Ударница могла назвать своим мужем любого заключенного. И получить свидание в Доме свиданий. Начальство следило только, чтобы в книге Дома свиданий не числилась пятьдесят восьмая статья.

Дом свиданий и его практика вызвали новый вопрос ГУЛАГу: можно ли заключенным жениться на заключенных – в качестве поощрения за отличную работу? Разъяснение ГУЛАГа было получено и разослано по всем отделениям. Можно, если по анкете «личного дела» заключенный не состоял в браке. Северный район Вишерского лагеря получил это разъяснение.

Не откладывая в долгий ящик, Вахминов, начальник КВЧ, подал заявление о желании вступить в брак со своей делопроизводительницей, Раисой Колесниченко.

Вахминов был ленинградский чекист, пьянчужка, потерявший наган во время пьянки в «Астории».

– Очнулся, понимаешь, в канаве. Кабур через плечо повешен. Пустой кабур.

Вахминова судили, дали три года. Он обжаловал приговор в Москву, Москва пересмотрела дело. Срок был увеличен: пять лет. Вахминов решил прекратить переписку с высокими организациями и с головой ушел в воспитательную лагерную работу.

Среди сотен всевозможных КВЧ, которых я встречал в своей жизни, Вахминов еще был один из лучших. Пить он вовсе не пил. Только вот на свадьбе.

Рая Колесниченко была дочь какого-то крупного сектанта. Рае хотелось только одного: забыть отца, вообще забыться, забиться в угол куда-нибудь, не отличаться от подруг, соседей, знакомых, встречных ни одеждой, ни интересами, ни походкой, ни поведением.

С Вахминовым Рая жила уже давно и сейчас обрадовалась официальному предлогу, поводу.

В районе как раз гостил разъездной коллектив «Синей блузы» – подружки Рае нашлись.

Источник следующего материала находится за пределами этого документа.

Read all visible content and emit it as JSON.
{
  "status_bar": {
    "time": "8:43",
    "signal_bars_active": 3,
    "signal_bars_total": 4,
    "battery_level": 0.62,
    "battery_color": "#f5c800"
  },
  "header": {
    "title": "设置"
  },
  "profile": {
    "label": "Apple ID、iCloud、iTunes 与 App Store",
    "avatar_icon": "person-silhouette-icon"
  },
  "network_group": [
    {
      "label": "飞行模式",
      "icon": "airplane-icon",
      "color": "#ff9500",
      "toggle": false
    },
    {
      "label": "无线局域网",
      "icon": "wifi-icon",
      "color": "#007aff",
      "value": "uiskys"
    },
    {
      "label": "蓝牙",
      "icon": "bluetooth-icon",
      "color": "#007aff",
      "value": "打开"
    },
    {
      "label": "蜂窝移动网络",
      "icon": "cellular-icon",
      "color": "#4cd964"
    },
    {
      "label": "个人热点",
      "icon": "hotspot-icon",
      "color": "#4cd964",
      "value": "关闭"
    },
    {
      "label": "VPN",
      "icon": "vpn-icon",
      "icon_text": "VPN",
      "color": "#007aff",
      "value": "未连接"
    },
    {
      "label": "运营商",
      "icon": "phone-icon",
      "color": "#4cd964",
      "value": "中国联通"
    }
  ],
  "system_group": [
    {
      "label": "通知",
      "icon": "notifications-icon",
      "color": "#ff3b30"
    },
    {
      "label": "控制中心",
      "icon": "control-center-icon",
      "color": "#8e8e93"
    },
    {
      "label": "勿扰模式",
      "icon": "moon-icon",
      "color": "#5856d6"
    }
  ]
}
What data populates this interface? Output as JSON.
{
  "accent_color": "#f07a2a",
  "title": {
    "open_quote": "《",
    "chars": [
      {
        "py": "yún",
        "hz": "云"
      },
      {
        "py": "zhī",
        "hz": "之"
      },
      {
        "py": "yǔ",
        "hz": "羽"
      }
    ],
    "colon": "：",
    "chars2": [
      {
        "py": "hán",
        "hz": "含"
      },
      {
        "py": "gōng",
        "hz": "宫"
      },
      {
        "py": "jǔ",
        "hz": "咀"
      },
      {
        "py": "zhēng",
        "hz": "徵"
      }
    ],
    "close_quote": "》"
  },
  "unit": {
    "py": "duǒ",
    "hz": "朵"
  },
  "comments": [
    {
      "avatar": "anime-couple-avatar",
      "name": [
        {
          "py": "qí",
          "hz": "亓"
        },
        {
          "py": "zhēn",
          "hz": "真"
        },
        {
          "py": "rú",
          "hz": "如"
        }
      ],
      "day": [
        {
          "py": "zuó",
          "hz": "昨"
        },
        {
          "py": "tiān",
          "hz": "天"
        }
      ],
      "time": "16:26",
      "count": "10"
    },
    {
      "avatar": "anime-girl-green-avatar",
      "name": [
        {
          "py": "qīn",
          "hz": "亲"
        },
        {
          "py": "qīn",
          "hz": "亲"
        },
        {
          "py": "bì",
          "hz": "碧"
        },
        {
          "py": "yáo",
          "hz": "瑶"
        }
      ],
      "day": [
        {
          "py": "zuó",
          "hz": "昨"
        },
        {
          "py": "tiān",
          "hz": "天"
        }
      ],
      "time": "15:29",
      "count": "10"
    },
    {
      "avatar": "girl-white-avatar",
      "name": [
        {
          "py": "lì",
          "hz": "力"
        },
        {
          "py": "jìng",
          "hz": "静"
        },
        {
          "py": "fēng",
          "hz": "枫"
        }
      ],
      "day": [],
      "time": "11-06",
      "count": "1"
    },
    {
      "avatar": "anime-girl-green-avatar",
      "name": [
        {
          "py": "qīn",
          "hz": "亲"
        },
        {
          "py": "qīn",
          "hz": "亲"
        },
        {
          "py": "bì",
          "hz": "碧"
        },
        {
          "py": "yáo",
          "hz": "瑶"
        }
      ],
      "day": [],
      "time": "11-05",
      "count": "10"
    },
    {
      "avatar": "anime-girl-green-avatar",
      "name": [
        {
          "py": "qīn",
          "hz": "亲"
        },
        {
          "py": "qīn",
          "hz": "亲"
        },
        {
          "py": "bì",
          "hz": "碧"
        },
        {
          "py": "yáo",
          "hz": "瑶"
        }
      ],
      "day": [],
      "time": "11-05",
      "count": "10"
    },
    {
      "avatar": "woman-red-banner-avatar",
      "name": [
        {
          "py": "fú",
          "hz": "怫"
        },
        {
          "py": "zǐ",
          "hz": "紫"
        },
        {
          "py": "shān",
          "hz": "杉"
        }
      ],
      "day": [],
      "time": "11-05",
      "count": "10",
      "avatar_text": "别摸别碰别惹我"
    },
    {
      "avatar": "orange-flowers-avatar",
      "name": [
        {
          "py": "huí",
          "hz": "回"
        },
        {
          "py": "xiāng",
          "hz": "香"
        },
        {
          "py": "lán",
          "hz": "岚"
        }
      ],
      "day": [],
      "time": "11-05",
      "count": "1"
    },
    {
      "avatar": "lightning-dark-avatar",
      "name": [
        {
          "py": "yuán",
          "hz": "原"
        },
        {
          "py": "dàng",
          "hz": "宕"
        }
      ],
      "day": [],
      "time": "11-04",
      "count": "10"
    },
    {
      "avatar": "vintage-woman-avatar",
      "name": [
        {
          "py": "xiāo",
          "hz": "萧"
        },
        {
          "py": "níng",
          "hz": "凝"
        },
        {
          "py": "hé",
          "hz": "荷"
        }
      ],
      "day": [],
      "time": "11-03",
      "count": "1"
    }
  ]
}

По левую руку невесты сидела узкоглазая, узкогубая Шура Фанарина, стукачка из блатных. Рядом с ней – Сорокин, руководитель синеблузного коллектива. «Синяя блуза» в столицах уже умирала, и сам создатель жанра, Южанин, после неудачного побега за границу, жил в лагерях. Всё начинается в Москве, но не в Москве кончается. Уральская лагерная «Синяя блуза» была последним кругом по воде от камня, брошенного когда-то в стоячую воду эстрадного искусства с великой силой. Тексты к ораториям «Синей блузы» писал и я – и как полезный автор был дружен с синеблузниками. С участка на участок передвигалась «Синяя блуза» верхом. Вьючные лошади и лошади верховые. Болота, речки, дожди.